Unsupervised and semi-supervised methods will be used to identify particular plankton species. There are an estimated 70,000 unknown plankton species in the ocean today. Explainability will be used to tell the difference between different species.

Specific challenges listed in the proposal paper include the creation of models that incorporate complex knowledge about plankton into ocean-climate models and the development of “a metabolic model including the main microbial oceanic compartments and couple it with physics,” as well as computer vision for identifying plankton from satellite images. Satellite imagery is a traditional method researchers use to understand plankton populations.

At the previous Tackling Climate Change workshop at NeurIPS, researchers like Google Brain cofounder Andrew Ng argued that making scientific progress toward solving climate change and progress toward machine learning grand challenges is a two-way street.

“I do think [for] the future of AI and ML, a great challenge is scientific discovery.
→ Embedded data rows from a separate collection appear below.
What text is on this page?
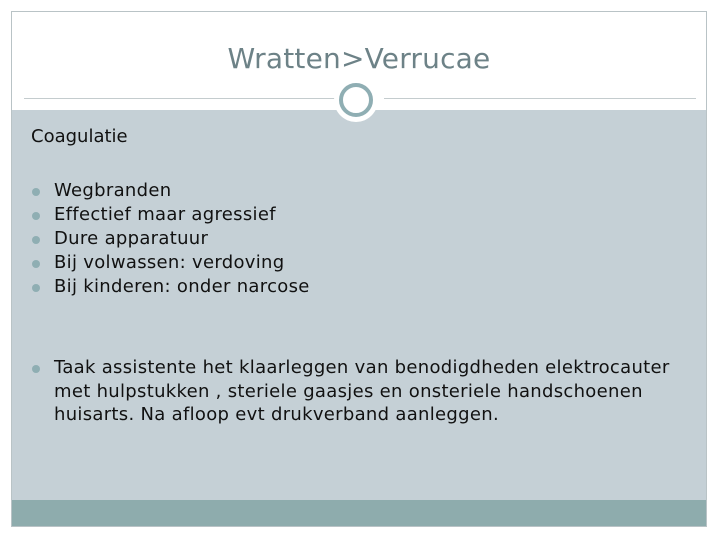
Wratten>Verrucae
Coagulatie
Wegbranden
Effectief maar agressief
Dure apparatuur
Bij volwassen: verdoving
Bij kinderen: onder narcose
Taak assistente het klaarleggen van benodigdheden elektrocauter met hulpstukken , steriele gaasjes en onsteriele handschoenen huisarts. Na afloop evt drukverband aanleggen.
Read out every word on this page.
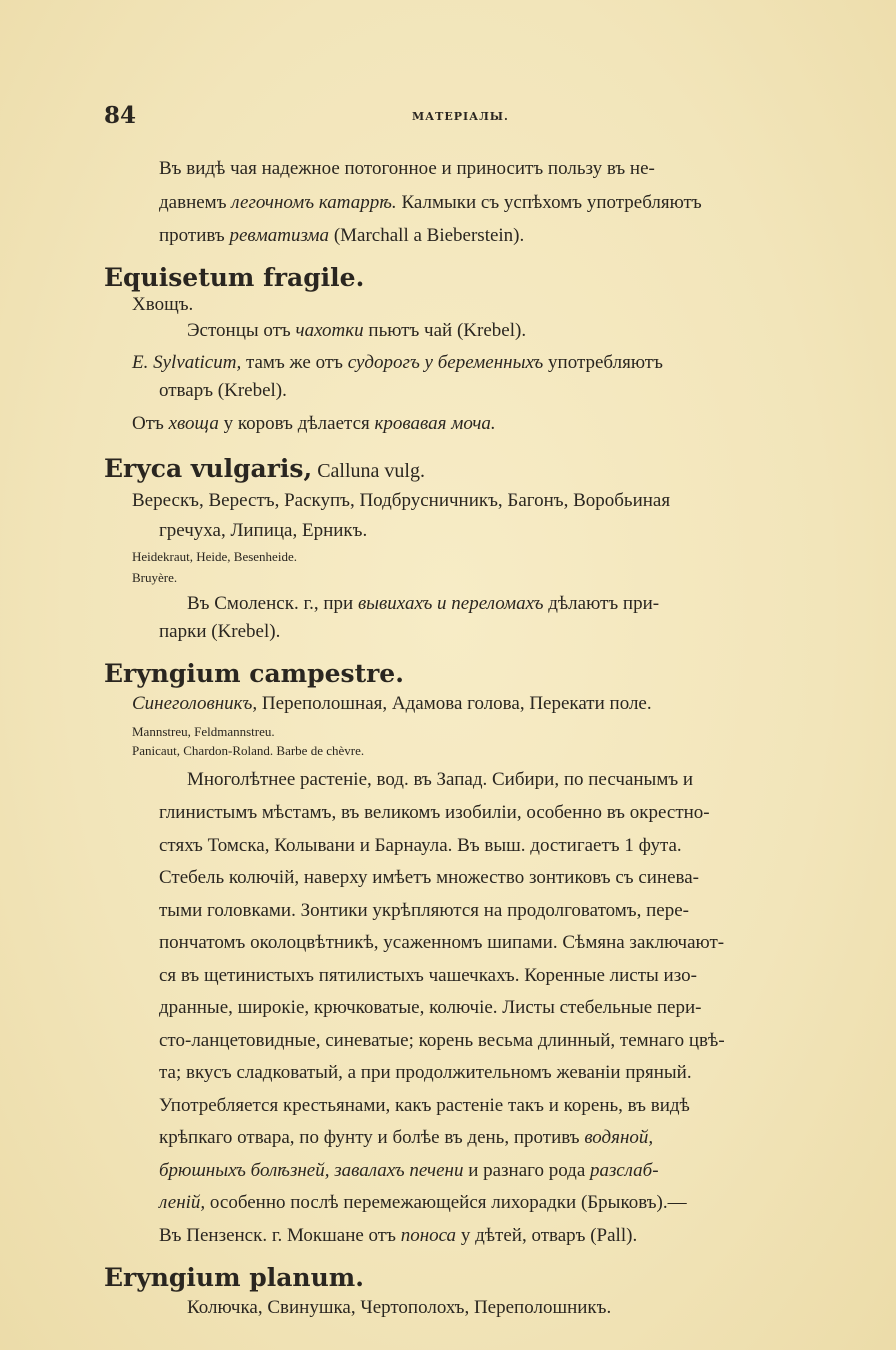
84	МАТЕРІАЛЫ.
Въ видѣ чая надежное потогонное и приноситъ пользу въ не-
давнемъ легочномъ катаррѣ. Калмыки съ успѣхомъ употребляютъ
противъ ревматизма (Marchall a Bieberstein).
Equisetum fragile.
Хвощъ.
Эстонцы отъ чахотки пьютъ чай (Krebel).
E. Sylvaticum, тамъ же отъ судорогъ у беременныхъ употребляютъ
отваръ (Krebel).
Отъ хвоща у коровъ дѣлается кровавая моча.
Eryca vulgaris, Calluna vulg.
Верескъ, Верестъ, Раскупъ, Подбрусничникъ, Багонъ, Воробьиная
гречуха, Липица, Ерникъ.
Heidekraut, Heide, Besenheide.
Bruyère.
Въ Смоленск. г., при вывихахъ и переломахъ дѣлаютъ при-
парки (Krebel).
Eryngium campestre.
Синеголовникъ, Переполошная, Адамова голова, Перекати поле.
Mannstreu, Feldmannstreu.
Panicaut, Chardon-Roland. Barbe de chèvre.
Многолѣтнее растеніе, вод. въ Запад. Сибири, по песчанымъ и
глинистымъ мѣстамъ, въ великомъ изобиліи, особенно въ окрестно-
стяхъ Томска, Колывани и Барнаула. Въ выш. достигаетъ 1 фута.
Стебель колючій, наверху имѣетъ множество зонтиковъ съ синева-
тыми головками. Зонтики укрѣпляются на продолговатомъ, пере-
пончатомъ околоцвѣтникѣ, усаженномъ шипами. Сѣмяна заключают-
ся въ щетинистыхъ пятилистыхъ чашечкахъ. Коренные листы изо-
дранные, широкіе, крючковатые, колючіе. Листы стебельные пери-
сто-ланцетовидные, синеватые; корень весьма длинный, темнаго цвѣ-
та; вкусъ сладковатый, а при продолжительномъ жеваніи пряный.
Употребляется крестьянами, какъ растеніе такъ и корень, въ видѣ
крѣпкаго отвара, по фунту и болѣе въ день, противъ водяной,
брюшныхъ болѣзней, завалахъ печени и разнаго рода разслаб-
леній, особенно послѣ перемежающейся лихорадки (Брыковъ).—
Въ Пензенск. г. Мокшане отъ поноса у дѣтей, отваръ (Pall).
Eryngium planum.
Колючка, Свинушка, Чертополохъ, Переполошникъ.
Indeed, how to embed prior knowledge, scientific reasoning, and how to be able to deal with small data,” Institute for Computational Sustainability director Carla Gomes said during a panel discussion one year ago.

Last year at NeurIPS, Facebook chief AI scientist Yann LeCun talked about energy efficiency as another worthy challenge for AI researchers.

Above: Tara sampling method

Data to study plankton species will come courtesy of Tara Océans Foundation, which has undertaken 11 expeditions since 2005. The 12th Tara Océans expedition will focus on the study of the ocean ecosystem. It begins this month and continues through July 2022. The expedition will travel along the coast of Africa, Europe, and South America. Along the way, participants will collect samples at depths ranging from the surface of the sea to 1,000 meters deep.

More than 35 scientific institutions from the University of Sao Paolo in Brazil to the University of Cape Town in South Africa will participate in the study of samples and data collected by Tara Océans. An upcoming leg of the expedition will go through the Patagonia region of Chile.